Government secures land for evicted Hoima residents.

Government secures land for evicted Hoima residents.

August 18, 2015       ,

Government secures land for evicted Hoima residentsGovernment has secured a piece of land to resettle families living on a chunk of land earmarked for a refinery in Hoima District.
The 93 families, who are part of the more than 7,000 people who were displaced by the refinery, opted to be relocated instead of receiving payment from the government as compensation.
Refinery communication officer Bashir Hangi said the government has bought a 500-acre piece of land in Kyakabooga village, Buseruka Sub-county in Hoima District to relocate the residents.

“After completing payments to the two landlords who sold the land, the next step is for the consultants (Strategic Friends International to demarcate the land,” Mr Hangi told Daily Monitor on Monday.
He said each family will get a piece of land equivalent to the land it previously held.

Mr Hangi said the government will also construct roads, water sources, extend power and other amenities to the relocation sites.
“Government will construct permanent houses for each of the relocated household.
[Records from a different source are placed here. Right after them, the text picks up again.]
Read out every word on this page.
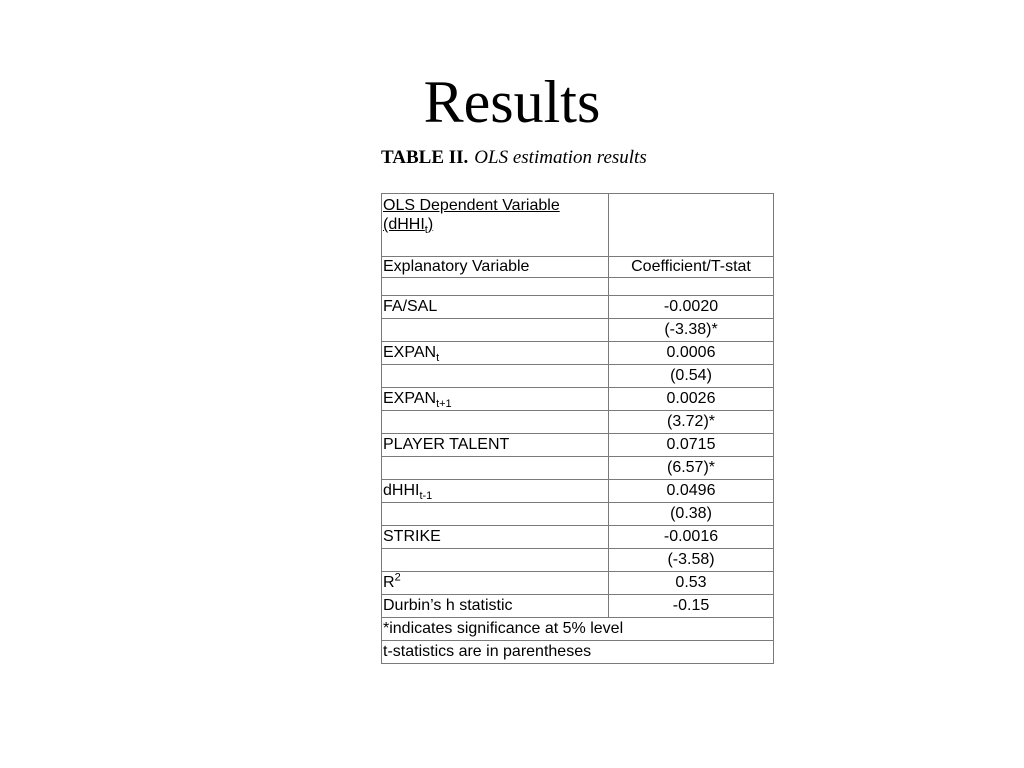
Results
TABLE II. OLS estimation results
OLS Dependent Variable
(dHHI$_t$)	
Explanatory Variable	Coefficient/T-stat

FA/SAL	-0.0020
	(-3.38)*
$EXPAN_t$	0.0006
	(0.54)
$EXPAN_{t+1}$	0.0026
	(3.72)*
PLAYER TALENT	0.0715
	(6.57)*
dHHI$_{t-1}$	0.0496
	(0.38)
STRIKE	-0.0016
	(-3.58)
$R^2$	0.53
Durbin’s h statistic	-0.15
*indicates significance at 5% level	
t-statistics are in parentheses	
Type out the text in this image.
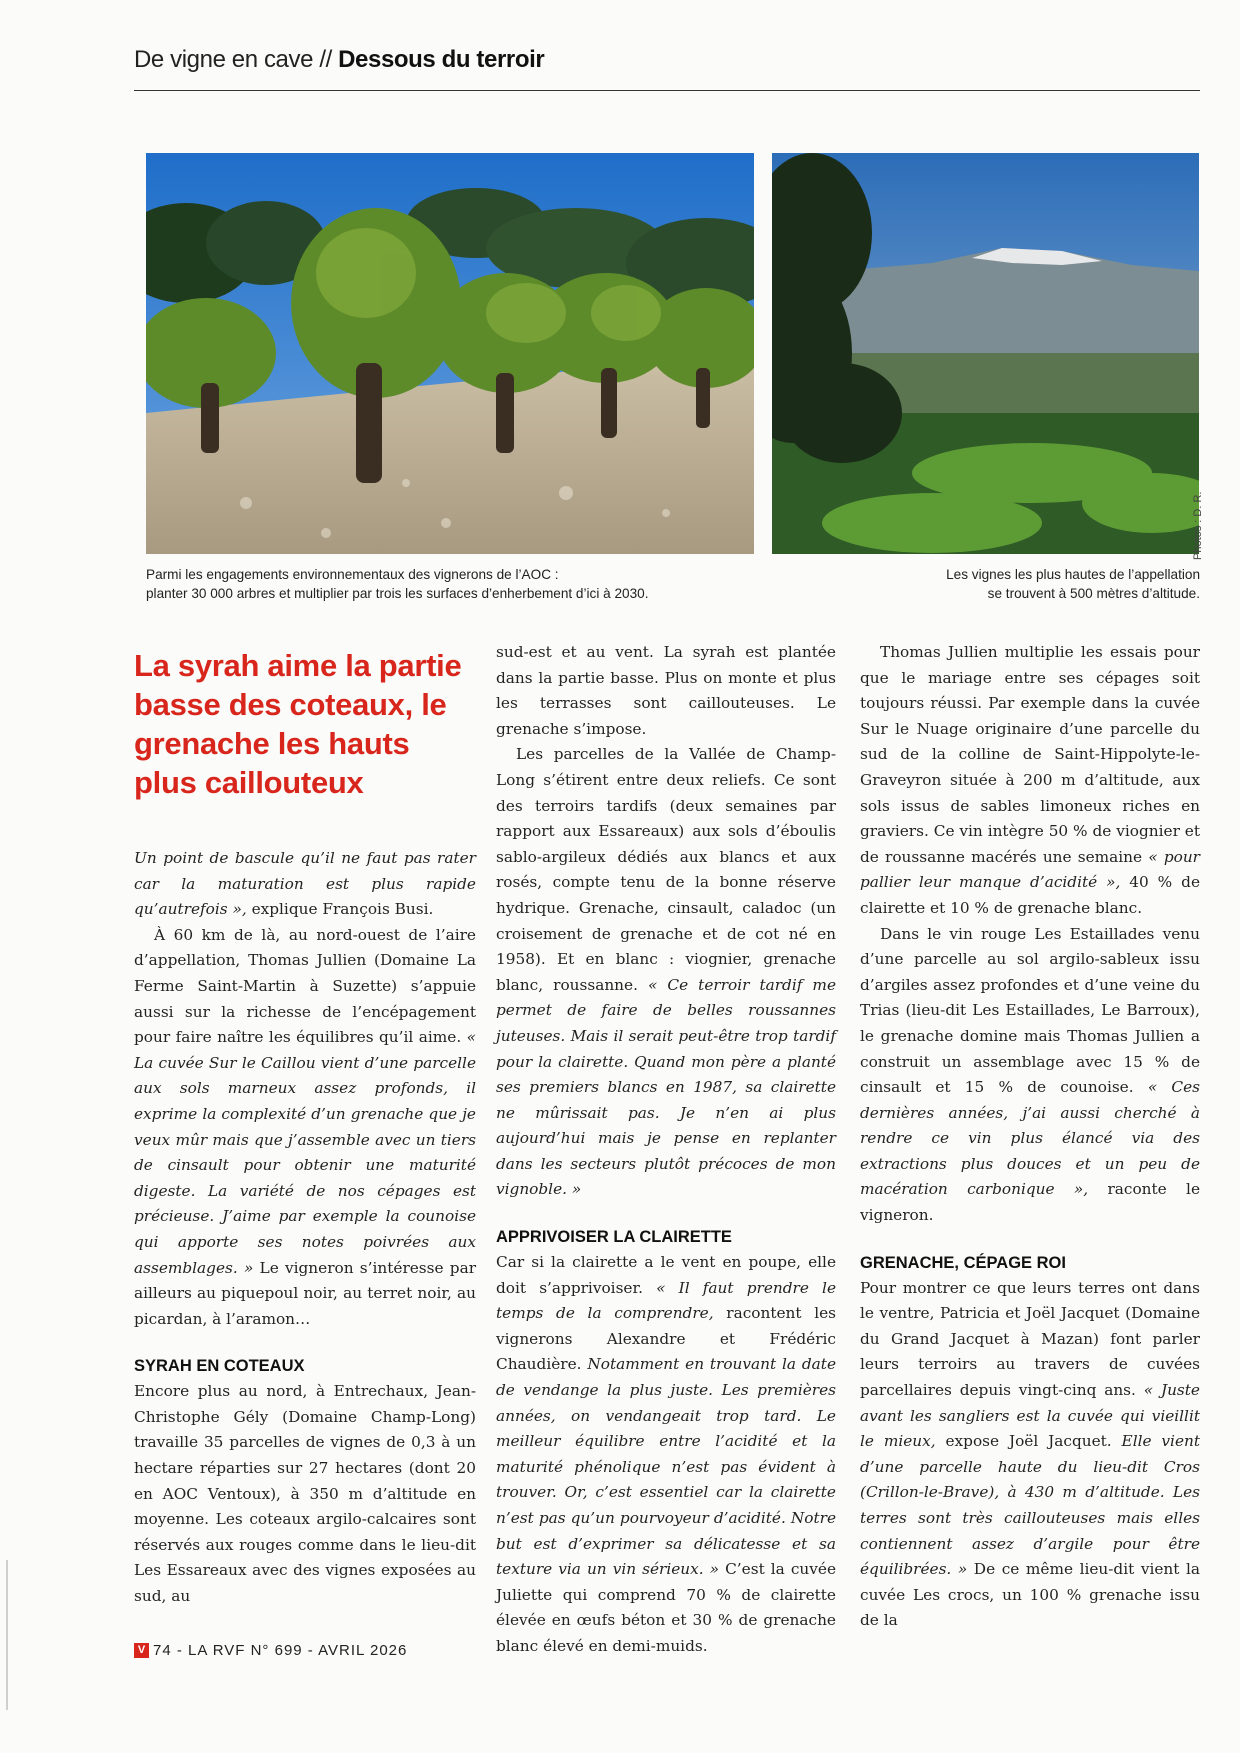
De vigne en cave // Dessous du terroir
Parmi les engagements environnementaux des vignerons de l’AOC :
planter 30 000 arbres et multiplier par trois les surfaces d’enherbement d’ici à 2030.
Les vignes les plus hautes de l’appellation
se trouvent à 500 mètres d’altitude.
Photos : D. R.
La syrah aime la partie basse des coteaux, le grenache les hauts plus caillouteux

Un point de bascule qu’il ne faut pas rater car la maturation est plus rapide qu’autrefois », explique François Busi.

À 60 km de là, au nord-ouest de l’aire d’appellation, Thomas Jullien (Domaine La Ferme Saint-Martin à Suzette) s’appuie aussi sur la richesse de l’encépagement pour faire naître les équilibres qu’il aime. « La cuvée Sur le Caillou vient d’une parcelle aux sols marneux assez profonds, il exprime la complexité d’un grenache que je veux mûr mais que j’assemble avec un tiers de cinsault pour obtenir une maturité digeste. La variété de nos cépages est précieuse. J’aime par exemple la counoise qui apporte ses notes poivrées aux assemblages. » Le vigneron s’intéresse par ailleurs au piquepoul noir, au terret noir, au picardan, à l’aramon…

SYRAH EN COTEAUX

Encore plus au nord, à Entrechaux, Jean-Christophe Gély (Domaine Champ-Long) travaille 35 parcelles de vignes de 0,3 à un hectare réparties sur 27 hectares (dont 20 en AOC Ventoux), à 350 m d’altitude en moyenne. Les coteaux argilo-calcaires sont réservés aux rouges comme dans le lieu-dit Les Essareaux avec des vignes exposées au sud, au

sud-est et au vent. La syrah est plantée dans la partie basse. Plus on monte et plus les terrasses sont caillouteuses. Le grenache s’impose.

Les parcelles de la Vallée de Champ-Long s’étirent entre deux reliefs. Ce sont des terroirs tardifs (deux semaines par rapport aux Essareaux) aux sols d’éboulis sablo-argileux dédiés aux blancs et aux rosés, compte tenu de la bonne réserve hydrique. Grenache, cinsault, caladoc (un croisement de grenache et de cot né en 1958). Et en blanc : viognier, grenache blanc, roussanne. « Ce terroir tardif me permet de faire de belles roussannes juteuses. Mais il serait peut-être trop tardif pour la clairette. Quand mon père a planté ses premiers blancs en 1987, sa clairette ne mûrissait pas. Je n’en ai plus aujourd’hui mais je pense en replanter dans les secteurs plutôt précoces de mon vignoble. »

APPRIVOISER LA CLAIRETTE

Car si la clairette a le vent en poupe, elle doit s’apprivoiser. « Il faut prendre le temps de la comprendre, racontent les vignerons Alexandre et Frédéric Chaudière. Notamment en trouvant la date de vendange la plus juste. Les premières années, on vendangeait trop tard. Le meilleur équilibre entre l’acidité et la maturité phénolique n’est pas évident à trouver. Or, c’est essentiel car la clairette n’est pas qu’un pourvoyeur d’acidité. Notre but est d’exprimer sa délicatesse et sa texture via un vin sérieux. » C’est la cuvée Juliette qui comprend 70 % de clairette élevée en œufs béton et 30 % de grenache blanc élevé en demi-muids.

Thomas Jullien multiplie les essais pour que le mariage entre ses cépages soit toujours réussi. Par exemple dans la cuvée Sur le Nuage originaire d’une parcelle du sud de la colline de Saint-Hippolyte-le-Graveyron située à 200 m d’altitude, aux sols issus de sables limoneux riches en graviers. Ce vin intègre 50 % de viognier et de roussanne macérés une semaine « pour pallier leur manque d’acidité », 40 % de clairette et 10 % de grenache blanc.

Dans le vin rouge Les Estaillades venu d’une parcelle au sol argilo-sableux issu d’argiles assez profondes et d’une veine du Trias (lieu-dit Les Estaillades, Le Barroux), le grenache domine mais Thomas Jullien a construit un assemblage avec 15 % de cinsault et 15 % de counoise. « Ces dernières années, j’ai aussi cherché à rendre ce vin plus élancé via des extractions plus douces et un peu de macération carbonique », raconte le vigneron.

GRENACHE, CÉPAGE ROI

Pour montrer ce que leurs terres ont dans le ventre, Patricia et Joël Jacquet (Domaine du Grand Jacquet à Mazan) font parler leurs terroirs au travers de cuvées parcellaires depuis vingt-cinq ans. « Juste avant les sangliers est la cuvée qui vieillit le mieux, expose Joël Jacquet. Elle vient d’une parcelle haute du lieu-dit Cros (Crillon-le-Brave), à 430 m d’altitude. Les terres sont très caillouteuses mais elles contiennent assez d’argile pour être équilibrées. » De ce même lieu-dit vient la cuvée Les crocs, un 100 % grenache issu de la

V 74 - LA RVF N° 699 - AVRIL 2026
They will be consulted in the designs of the houses and physical development plans of the site,” he said.
The families have since welcomed the move. Mr Richard Orebi, the chairman of the relocation committee, said the relocation has been long overdue.

“Most of our neighbours who accepted compensation have left the area, leaving us surrounded with bushes and wildlife. We are living in uncertainty and our livelihoods have been disrupted,” Mr Orebi said.
The National Association of Professional Environmentalists (NAPE), one of the NGOs advocating for the rights of the people affected by the refinery, called on the government to provide a timeline for resettling the families.


The resettlement of people displaced by the oil refinery has been dogged by challenges. While majority accepted government compensation, about 70 others rejected the compensation rates and dragged government to court, accusing it of violating their rights and attempting to take over their properties without paying them fair, timely and adequate compensation.